Kanae Yamamoto.. Japonya Üst Meclis'inde senatör olan ve Türk turizmini geliştirmek, Japonya'ya döndüğünde, "Türkiye'de terör yok. Bu yaz Türkiye'ye gidin" demek için gelen Yamamoto ile Türkiye ve Türk insanını konuştuk. İşte Japonya'daki üç partili koalisyonun ikinci büyük ortağı olan Komeito Partisi Senatörü Kanae Yamamoto'nun Türkiye sevdası..
* Türkiye'de kaç yıl yaşadınız?
1996 yılında Japonya Dışişleri Bakanlığı tarafından Türkçe öğrenmem için Türkiye'ye gönderildim. İki yıl Türkiye'de kaldım. Önce Boğaziçi Üniversitesi'nin yurdunda kaldım ve orada sekiz aylık bir dil eğitimi aldım. Ardından İstanbul Üniversitesi İktisat Fakültesi Uluslararası İlişkiler Bölümü'nde master eğitimine başladım. Yurt hayatımın yanısıra Gümüşsuyu'nda, Cihangir'de ve Harem'de öğrenci hayatı yaşadım.
* Sizi en çok ne etkiledi?
Türkiye'de öğrenci olarak yaşadım ve çoğunlukla dolmuşla seyahat ettim. İstanbul'da aklımı başımdan alan ve bana bütün dertlerimi unutturan şey dolmuşla Taksim'den Beşiktaş'a giderken İnönü Stadyumu'nun arkasından görülen deniz manzarası.. O manzarayı hayatım boyunca unutmam, unutamam. Beni canlandıran bir manzaradır.
* Türk ve Japon kültürü yakın mı?
Ben Türkiye'den sonra Kazakistan'a gittim. Türkiye'den Japonya'ya kadar 'İpekyolu' güzergahındaki tüm ülkeleri bu değerlendirmenin içine koyduğumuzda iki kültürün yakınlığı ortaya çıkıyor zaten. Her iki ülke de Ural-Altay dil grubunda yer alıyor ve gramerlerimiz benzer. Yine Anadolu'da yerde yemek yemek ya da yerde yatmak bizim kültürümüzde yer alan ögeler.
* Türkiye'de nereleri gördünüz?
İstanbul'un dışında Adana, Hatay, İskenderun, Trabzon ve pekçok yere gittim. İnanmayacaksınız Hatay'a künefe yemeye gittim. Karadeniz, Ege ve Akdeniz Bölgeleri'ni gördüm diyebilirim. Doğu ve Güneydoğu dışında Türkiye'nin birçok yerini gördüm.

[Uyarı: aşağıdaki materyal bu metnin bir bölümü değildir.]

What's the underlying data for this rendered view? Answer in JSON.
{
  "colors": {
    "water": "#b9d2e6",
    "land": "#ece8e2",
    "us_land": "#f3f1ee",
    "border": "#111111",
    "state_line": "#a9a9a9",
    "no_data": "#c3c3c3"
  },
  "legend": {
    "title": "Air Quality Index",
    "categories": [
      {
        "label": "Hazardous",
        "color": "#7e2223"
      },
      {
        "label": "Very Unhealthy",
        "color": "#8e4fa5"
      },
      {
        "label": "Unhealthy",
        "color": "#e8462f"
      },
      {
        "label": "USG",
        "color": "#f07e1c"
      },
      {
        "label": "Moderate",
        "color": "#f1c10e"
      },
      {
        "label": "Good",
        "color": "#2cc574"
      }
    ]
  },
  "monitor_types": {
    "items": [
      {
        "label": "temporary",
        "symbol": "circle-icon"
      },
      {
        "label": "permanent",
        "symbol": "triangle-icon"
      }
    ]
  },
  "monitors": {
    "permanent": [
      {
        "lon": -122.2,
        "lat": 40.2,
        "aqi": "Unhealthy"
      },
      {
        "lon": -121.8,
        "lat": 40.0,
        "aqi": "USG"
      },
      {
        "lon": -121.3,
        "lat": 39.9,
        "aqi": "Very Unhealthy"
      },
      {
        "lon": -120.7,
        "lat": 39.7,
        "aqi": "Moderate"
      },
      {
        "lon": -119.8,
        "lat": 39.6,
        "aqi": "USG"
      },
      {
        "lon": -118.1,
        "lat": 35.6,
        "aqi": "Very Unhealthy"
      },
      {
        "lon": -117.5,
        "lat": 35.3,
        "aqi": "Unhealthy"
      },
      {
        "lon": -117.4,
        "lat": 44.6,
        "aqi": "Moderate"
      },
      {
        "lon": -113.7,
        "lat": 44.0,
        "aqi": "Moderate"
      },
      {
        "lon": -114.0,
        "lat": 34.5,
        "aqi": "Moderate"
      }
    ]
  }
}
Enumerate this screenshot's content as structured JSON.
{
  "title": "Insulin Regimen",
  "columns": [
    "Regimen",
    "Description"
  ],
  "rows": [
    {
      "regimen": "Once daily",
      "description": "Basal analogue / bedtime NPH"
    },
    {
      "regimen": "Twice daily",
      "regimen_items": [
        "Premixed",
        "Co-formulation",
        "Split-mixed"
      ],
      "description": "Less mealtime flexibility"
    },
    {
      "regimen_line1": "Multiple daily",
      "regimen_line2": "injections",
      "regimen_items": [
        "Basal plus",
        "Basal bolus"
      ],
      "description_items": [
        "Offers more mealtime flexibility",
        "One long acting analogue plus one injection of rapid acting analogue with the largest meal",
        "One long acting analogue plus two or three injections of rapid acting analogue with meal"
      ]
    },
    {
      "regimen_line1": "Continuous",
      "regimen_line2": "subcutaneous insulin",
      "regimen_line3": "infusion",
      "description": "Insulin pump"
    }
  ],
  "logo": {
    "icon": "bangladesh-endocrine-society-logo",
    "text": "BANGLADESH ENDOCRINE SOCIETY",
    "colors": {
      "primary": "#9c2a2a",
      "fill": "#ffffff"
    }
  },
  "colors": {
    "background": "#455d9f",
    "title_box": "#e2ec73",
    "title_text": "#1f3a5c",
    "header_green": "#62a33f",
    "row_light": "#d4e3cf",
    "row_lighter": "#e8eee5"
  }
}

* Hiç yabancılık çekmediniz mi?
Türkiye'ye geldiğim ilk zamanlar da beni gören hemen 'Çang! Çing! Çong!' diyordu. Başlangıçta çok garipsedim ama sonra 'Bana karşı ilgilerine ancak bildikleri bu sözcüklerle gösteriyorlar' diye düşündüm. Sonra yine yanımdan geçenlerin 'Bruce Lee, Jackie Chan' gibi isimler söylediklerini duydum. Bunu siz kötü şeyler düşünerek söylemiyorsunuz. Samimi bulduğunuz için söylüyorsunuz.
* Türkiye'de sizi en çok üzen ne oldu?
Geldiğimin birinci haftasında evimin soyulması oldu. Evin kapısında üç kilit vardı ama hırsız üç kilidide açmayı başarmış. Anne ve anneannemin 'senatör olduğunda takarsın' diye verdikleri bütün takılar gitti. Karakola gittim. Önce polis inanmadı sonra derdimi elimdeki sözlükle anlatmaya çalıştım. Çok zorlandım. Japonya'da biraz Türkçe öğrenmiştim ama yeterli değildi. Binbir güçlükle şikayet dilekçesinde bulundum ama bir sonuç çıkmadı. Bu tür olaylar her yerde olabilir ama o takıların manevi değeri çok yüksekti.